Una noche cualquiera de verano, mis pupilas registraron y lograron retener, hasta su caída al suelo, a una escasa docena de metros de donde yo estaba, una luz verde, me extrañó que no se difuminara en el cielo, que se disipara su espontáneo e inesperado fulgor en la inmensidad de la mitad del cielo oscuro y salpicado por lunares plateados. Aún extrañado e incrédulo, corrí hasta donde aún brillaba cual luciérnaga, lo que yo adivinaba como un pequeño meteorito aún candente por su fricción con la atmósfera, pero al llegar me encontré con una pequeña piedra traslucida de color verde. Es una esmeralda, me dijo un experimentado joyero al consultarlo con la pieza en su mano; nunca conté a nadie mi experiencia, puesto que no era mi deseo que me tomaran por mitómano, mas si guardé la piedrita preciosa como un tesoro, en mi caja fuerte, junto a documentos y mis alhajas y relojes de medio pelo.
Ya para el invierno, entre la navidad y el año nuevo, volví a ver un resplandor similar cayendo del cielo, esa noche, por cierto, no tan estrellado. Cayó la luciérnaga del reino mineral aun más cerca de mi que la primera, a un par de metros, la recogí y era hermosa. Me ahorré la vuelta y la consulta al joyero, las piedras eran prácticamente idénticas, y como esa noche no llevaba yo encima unas cervezas ni nada parecido o aun más fuerte, como si ocurrió con mi primera experiencia de la misma especie, ahora sí mi sorpresa fue mayúscula; por más que busqué por internet una experiencia de un fenómeno similar, no la encontré ni por asomo, ni siquiera en relatos de ficción, vaya, y pa’ acabar pronto.
Así que el siguiente año el mismito fenómeno paranormal, meteorológico o transdimensional, divino o yo que sé, se fue sucediendo cada día (o noche, más bien) con mayor frecuencia, hasta alcanzar a ser siete en un mismo mes, aunque con ausencias prolongadas hasta por varios meses completos; su intermitencia me llenaba y me llevaba a los límites de la angustia, pero cuando sucedía de nuevo, caía yo en un estado casi de éxtasis y euforia callada y compartida solo para mi mismo, mas y sin ninguna comparación con las ocasiones en que tuve a bien cacharlas al vuelo, ya fuera corriendo hasta el encuentro con ellas, cosa que me ocurrió seis veces, o la madrugada en que viajaba por la autopista Ciudad de México – Puebla, que pude acelerar y atraparla con la camioneta en movimiento y a alta velocidad. Cuando mi colección de esmeraldas celestes llegó al número de 111, estas experiencias cesaron por completo. Una noche, eso sí, tuve un sueño muy especial relacionado con las luciérnagas espaciales petrificadas, soñé que al amor de mi vida, la invitaba a cenar, con el firme propósito de pedirle el pasar el resto de la vida juntos, y que lo hacía al tiempo de abrir la palma de mi mano derecha, que escondía las 111 esmeraldas mágicas, al tiempo de que se convertían, ya abierta la mano en un hermoso anillo de oro coronado con una sola y más grande esmeralda; la respuesta era un rotundo “SI, SI QUIERO”, por parte de mi novia, al tiempo de colocarle yo el citado anillo.
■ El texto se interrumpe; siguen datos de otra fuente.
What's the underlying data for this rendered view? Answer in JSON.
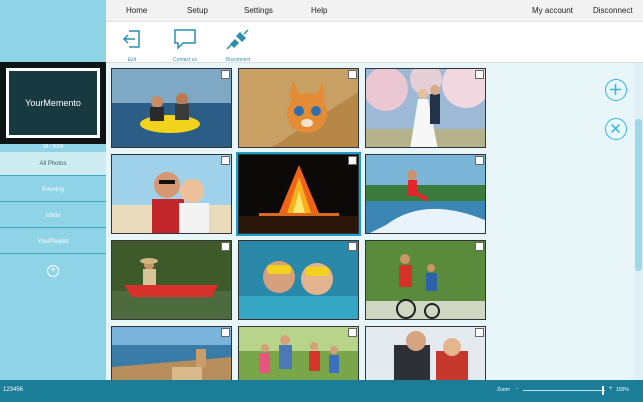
{
  "menu": {
    "home": "Home",
    "setup": "Setup",
    "settings": "Settings",
    "help": "Help",
    "my_account": "My account",
    "disconnect": "Disconnect"
  },
  "toolbar": {
    "exit": "Exit",
    "contact": "Contact us",
    "disconnect": "Disconnect"
  },
  "sidebar": {
    "memento_title": "YourMemento",
    "photo_count": "18 / 3000",
    "items": [
      "All Photos",
      "Evening",
      "Inbox",
      "YourPlaylist"
    ]
  },
  "photos": [
    {
      "name": "tube-riding"
    },
    {
      "name": "kitten"
    },
    {
      "name": "wedding-couple"
    },
    {
      "name": "couple-beach"
    },
    {
      "name": "bonfire",
      "selected": true
    },
    {
      "name": "wakeboard"
    },
    {
      "name": "canoe-man"
    },
    {
      "name": "snorkel-couple"
    },
    {
      "name": "bike-family"
    },
    {
      "name": "coastal-town"
    },
    {
      "name": "family-bikes-forest"
    },
    {
      "name": "snow-couple"
    }
  ],
  "status": {
    "code": "123456",
    "zoom_label": "Zoom",
    "zoom_minus": "-",
    "zoom_plus": "+",
    "zoom_value": "150%",
    "zoom_level": 0.97
  },
  "colors": {
    "sidebar": "#8fd3e6",
    "statusbar": "#1c7d98",
    "accent": "#35b7dd"
  }
}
De modo que, llegado el día, años después, recordé aquel sueño, invité a mi novia a cenar con la misma finalidad que la del episodio onírico ya pasado y repetí el método, hice la pregunta pertinente, abrí la mano con las 111 piedritas verdes y brillosas, con la esperanza de entregar un anillo, pero no, nada, ahí estaban a la vista de ella un montón de las mismas piedras verdes. Ante mi tribulación, y para mi sorpresa, y sin dejar explicarle aún nada, ya que ella me conocía lo suficiente como para saber que no era yo, ya no de inventar sucesos, sino siquiera de exagerarlos y tenía el firme propósito de contarle fielmente la historia de la por mi esperada argolla con su gema, me dijo antes de abrazarme con todas sus fuerzas y con su voz quebrada: “cierra la mano, que se te puede caer alguna esmeralda, son lo más lindo que he visto en mi vida, y claro que aceptó. Hasta que la muerte nos separe”.